August 15, 20120 found this helpful
If you have planned ahead, you may have a thriving asparagus patch in your backyard. You have to start two years ahead of being able to eat or can anything from the asparagus growth. Once they have started, they come back year after year. If you are buying asparagus, or picking it at someone's farm, you will want 5 to 6 inch spears and tight green tips at one end of the stalk.
If you have never canned, to can vegetables, you will need a pressure canner. A pressure canner is a bit more expensive than the hot water bath equipment; however, it will last a hundred years so you can get your money's worth. Mom used a pressure cooker to cook almost everything. Potatoes for mashing takes no time on a Sunday after church when everyone is hungry. I like pressure cooked pork chops better than any other way. I discovered after I was married that Fordhook frozen lima beans cook the best in the pressure cooker. If you have never used one, you will find that this is a valuable asset for the kitchen.
Here is a list of equipment that you probably don't have in the kitchen if you have never canned.
- pressure canner
- canning set (funnel, tongs, lid lifter, and headspace measurer)
- lids and bands
- thick towel
You will need some big bowls and a big pot for boiling water. You will already have ladles. You might want salt for your asparagus. I personally don't add salt.
After cleaning the pressure canner, put a few inches of water in the bottom and turn the heat on low to start warming up the canner. Fill the big pot with water and turn it on to boil. Wash your jars in the dishwasher and leave them there with a heat cycle on. Get a smaller pan of hot water and put the lids in there after washing them. The lids will stay in the hot water until they go on the jars.
- Wash the asparagus and cut off any hard scales along the side of the spear. If you take the spear in your hands, you can feel where the spear is more tender. The asparagus will break off naturally at that point.
- Decide how you want to pack the asparagus in the jars. Do you want pieces? Do you want the whole spear? If you want the spear, you will have to use quart jars. You will still have to trim the asparagus to fit the jar. You will need 1 inch of head space in the jar. (I personally like the whole spear so I do quarts.)
- Pack the jars and add your salt if you want salt. It is suggested you add ½ teaspoon per quart. I do not use salt in mine. Once the asparagus is in the jar, pour in the boiling water from the big stockpot you have standing by. You still need the 1 inch of headspace. You still need to run the spatula around the inside of the jar to release the air bubbles. Be careful not to damage the spear. Wipe the top and the threads around the jar top. Put the lid and bands on each jar. Be sure it is snug but not too tight.
- Put the jars in the canner, as many as will fit. Put the lid on the canner but leave the vent open. (Check your manual from your manufacturer and always follow the manufacturer's instruction.)

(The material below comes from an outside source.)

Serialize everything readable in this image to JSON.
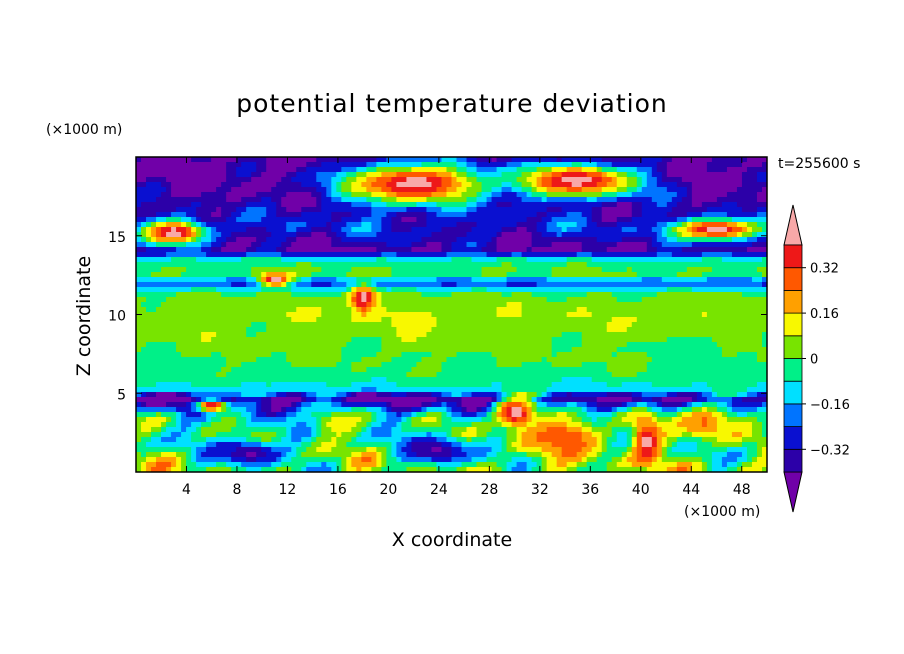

- Put the heat on high and let the pressure canner vent for 10 minutes. Put the pressure weight on the canner and bring the pressure to 11 pounds. When the pressure hits 10 pounds, turn on the timer for 25 minutes. You want to keep the pressure at least 10 for the whole 25 minutes.
- Turn off the heat after the 25 minutes and let the pressure come down on its own. This will take a while. Don't jostle the cans. Don't put the pressure canner under cold water. Let it alone. Once the pressure is gone, sometimes you hear the sound like a click that says the pressure is gone, open the canner and take the jars out.
- Place the jars on a towel or wooden cutting board. Don't let the jars touch. Leave them alone until they cool and their seal is finished. They need to be saved in a dry cool place.